Good morning, Lauren. You are correct that we are currently conducting a soft launch at Tmall. We are in the process of setting up various assets and products, so we have not yet entered the peak promotional periods occurring in China and throughout Asia. We hope to see the full potential of this launch at Tmall realized by the end of the third quarter or the beginning of the fourth quarter. Additionally, we need to navigate our participation in these highly promotional moments, as we represent desirable and luxury brands. We are working diligently to maintain the same level of excitement without compromising our brand image.

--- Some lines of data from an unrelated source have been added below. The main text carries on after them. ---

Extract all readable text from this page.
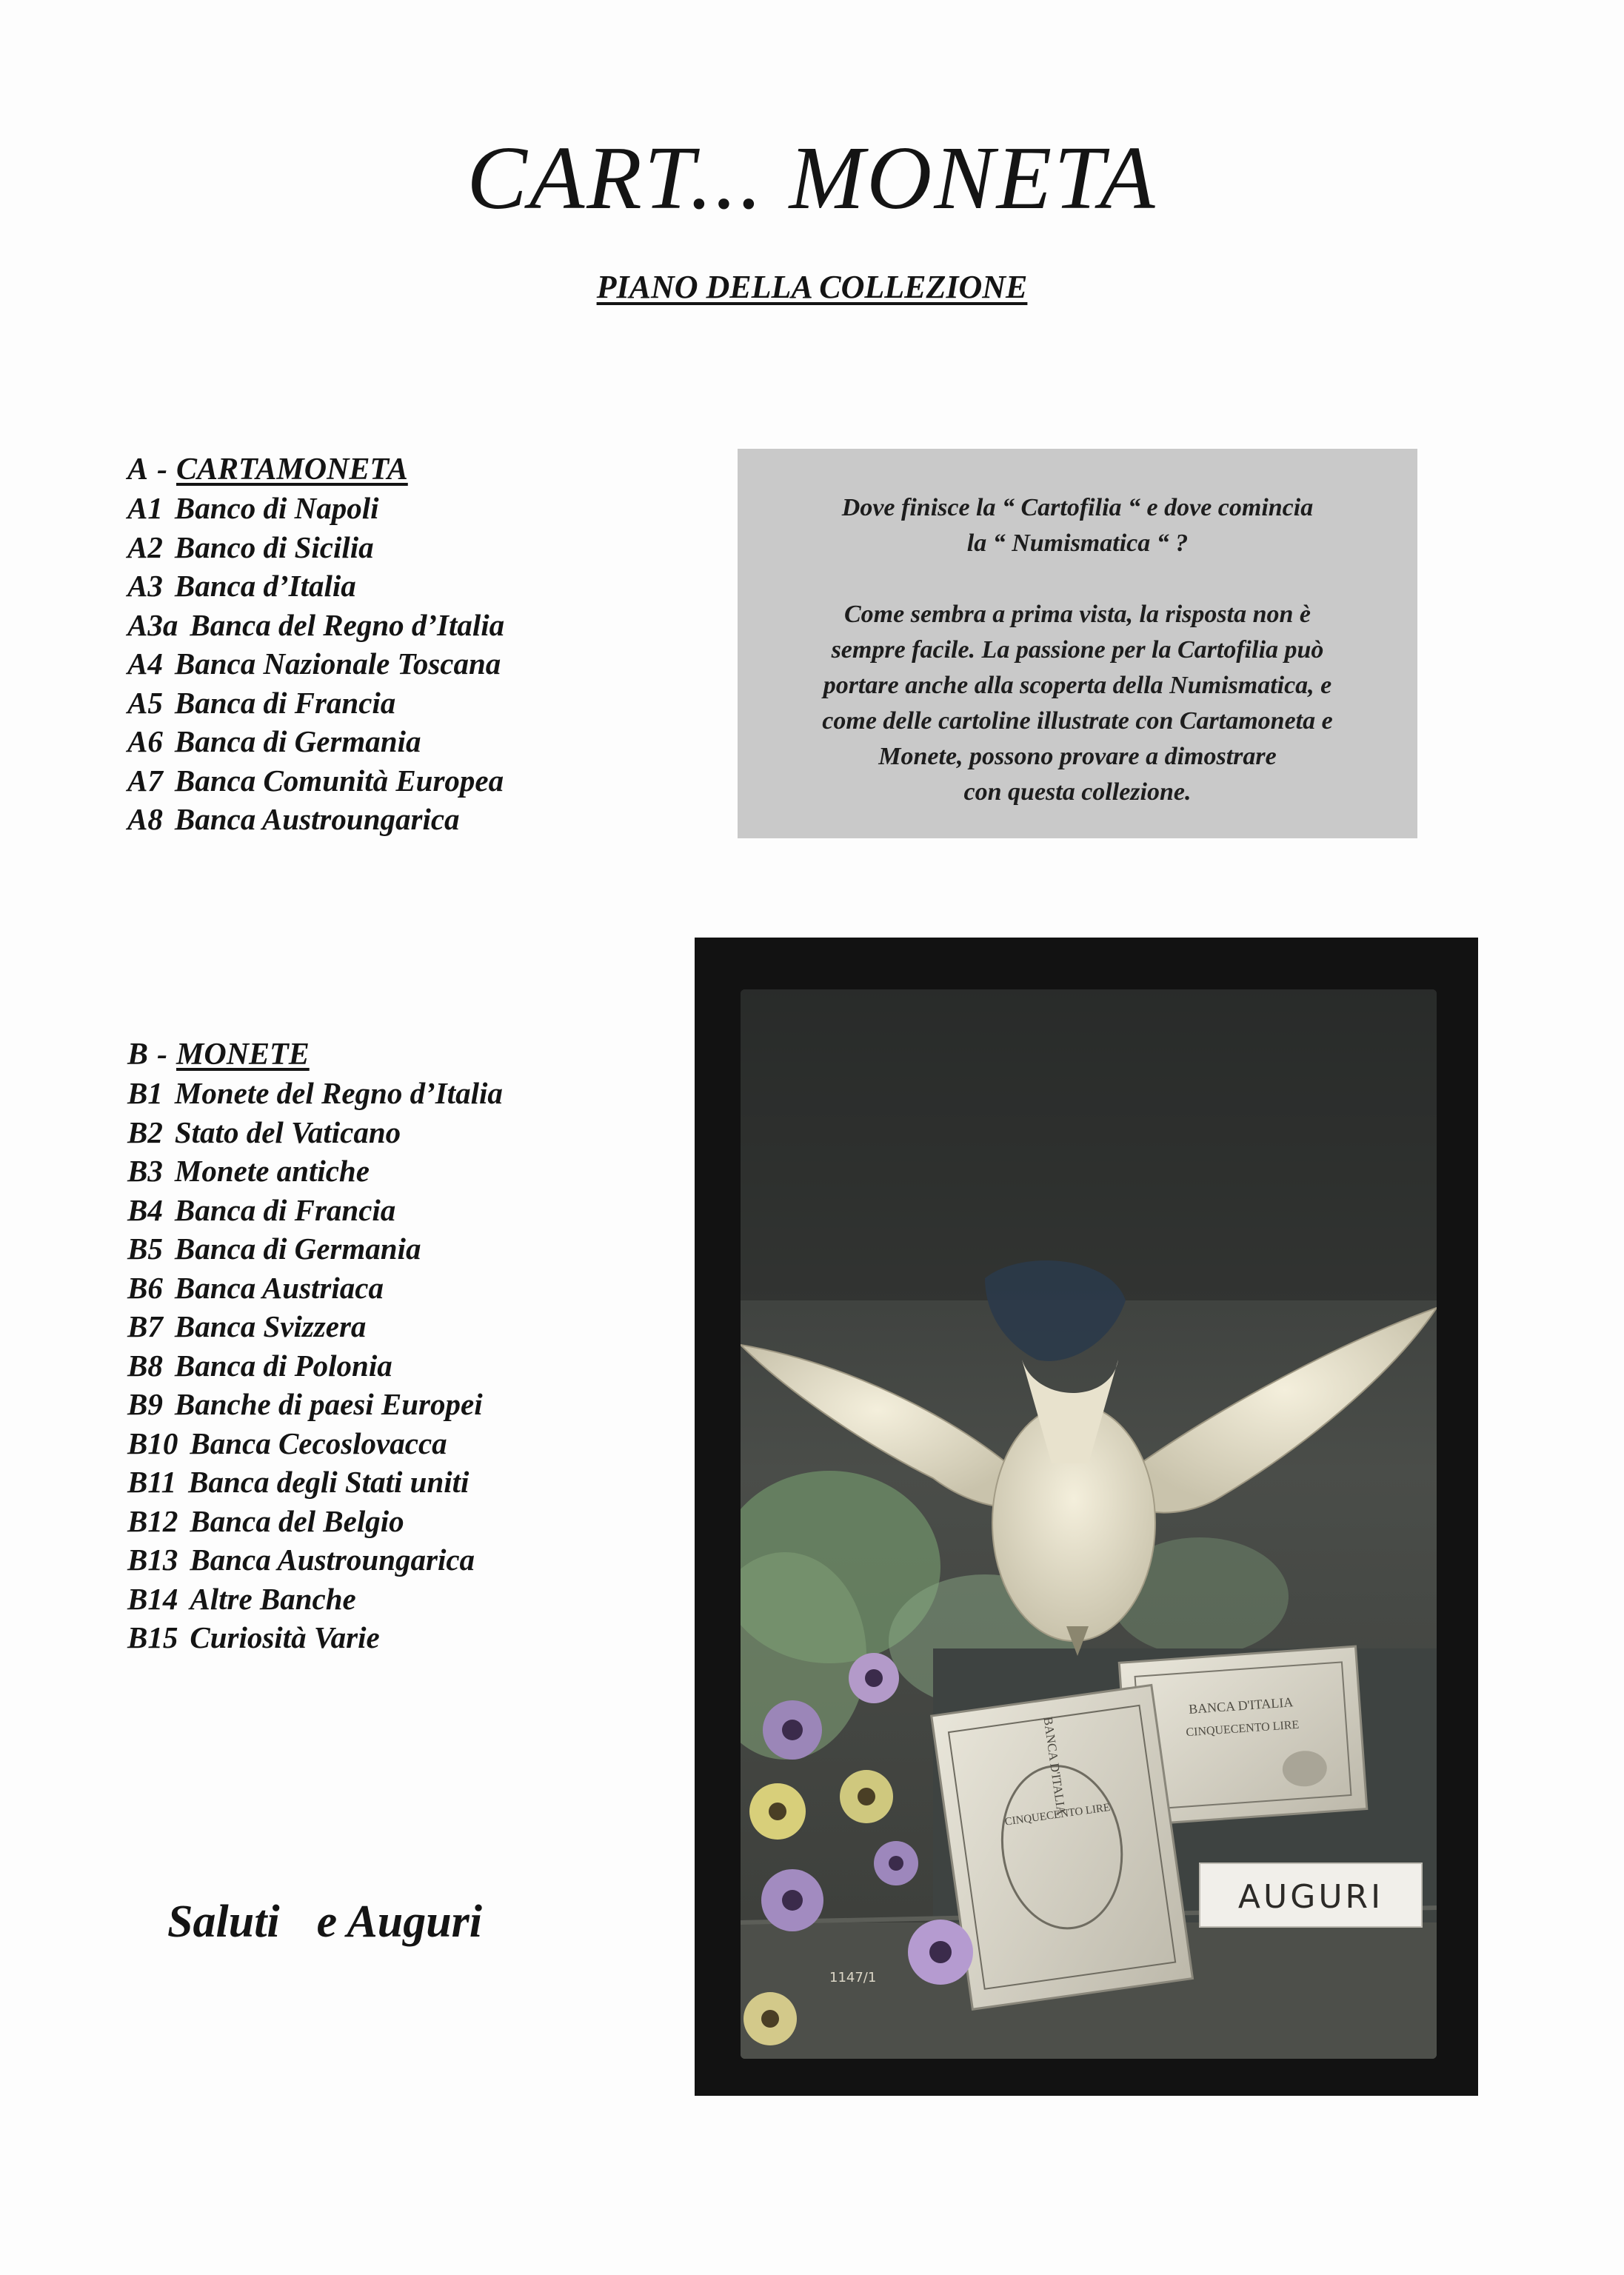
CART... MONETA
PIANO DELLA COLLEZIONE
A - CARTAMONETA
A1 Banco di Napoli
A2 Banco di Sicilia
A3 Banca d’Italia
A3a Banca del Regno d’Italia
A4 Banca Nazionale Toscana
A5 Banca di Francia
A6 Banca di Germania
A7 Banca Comunità Europea
A8 Banca Austroungarica

Dove finisce la “ Cartofilia “ e dove comincia

la “ Numismatica “ ?

Come sembra a prima vista, la risposta non è

sempre facile. La passione per la Cartofilia può

portare anche alla scoperta della Numismatica, e

come delle cartoline illustrate con Cartamoneta e

Monete, possono provare a dimostrare

con questa collezione.

B - MONETE
B1 Monete del Regno d’Italia
B2 Stato del Vaticano
B3 Monete antiche
B4 Banca di Francia
B5 Banca di Germania
B6 Banca Austriaca
B7 Banca Svizzera
B8 Banca di Polonia
B9 Banche di paesi Europei
B10 Banca Cecoslovacca
B11 Banca degli Stati uniti
B12 Banca del Belgio
B13 Banca Austroungarica
B14 Altre Banche
B15 Curiosità Varie
Saluti e Auguri
BANCA D'ITALIA
CINQUECENTO LIRE
BANCA D'ITALIA
CINQUECENTO LIRE
AUGURI
1147/1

We are also considering other brands that are actively participating in this space, like Adidas and Calvin Klein, which are performing very well, though they are not currently significant drivers of growth in China.

Operator, Operator

Your next question comes from the line of Faiza Alwy of Deutsche Bank.

Faiza Alwy, Analyst

Good morning, Sue. I have a couple of related questions for you. First, how do you see the make-up category evolving as we move past COVID? You've mentioned the trend of skinification in make-up, and it appears that many smaller make-up brands are now introducing skincare lines. Can you discuss how this trend affects your strategy for reinvestments? I know you’ve highlighted marketing and commercial investments, but when it comes to skincare, efficacy and performance seem crucial for retaining consumers. I would appreciate your insights on this. Do you agree with this perspective? How would you assess the Company's R&D capabilities and product quality? Is there a possibility for needing additional investments, or are you content with your current position?

Sue Nabi, CEO

Thank you for your question. I appreciate the opportunity to discuss R&D, which is a topic I'm very passionate about. As an engineer, I enjoy collaborating with our R&D teams, scientists, and factory personnel. What I've observed is that Coty R&D possesses remarkable intellectual properties. I’ve mentioned in previous calls that Coty holds significant IPs related to long-wear products. For instance, the success of brands like Outlast by CoverGirl and Lasting Finish 25 hours by Rimmel is fundamentally tied to the unique IPs we own. Additionally, we have substantial IPs focused on environmental protection, whether it’s against the sun, blue light, or pollution. This is an area where our Lancaster brand has been progressing, and we plan to expand this expertise across various skincare and makeup brands that are increasingly developing skin-friendly products. Moreover, we have IPs inspired by dermatology to enhance our formulations, particularly in areas where Lancaster and Coty R&D have years of experience. For instance, Lancaster pioneered the vectorization of retinal in skincare products two decades ago, which illustrates our expertise in this domain. We aim to leverage our key IPs to enhance the skinification of our makeup and broader business operations. In the makeup category, we’re seeing a strong market response to what we refer to as clean, healthy, and sustainable alternatives, with CoverGirl leading the way in the U.S. The Clean Fresh makeup line has seen robust success, including the top launch of a foundation in 2020 and the top powder shortly thereafter. We are now introducing Lash Blast Clean, the first mascara featuring a clean vegan and cruelty-free formula suitable for sensitive eyes. This segment not only appeals to a wide range of consumers but is especially popular among Gen Z and Hispanic demographics. We plan to further accelerate our efforts in this area, expanding beyond our color cosmetics brands to other Coty brands, such as Adidas, where we see significant potential in self-care and beauty related to fitness. I am confident in our ability to grow in these science-led, efficacy-driven product categories across our businesses, including mass beauty and prestige skincare with brands like Lancaster and Philosophy, as well as the future skincare initiatives from Kim and Kylie.

Operator, Operator

Thank you. We have reached the allotted time for questions and answers for today. We thank you for participating in Coty's earnings conference call and webcast. You may now disconnect your lines and have a wonderful day.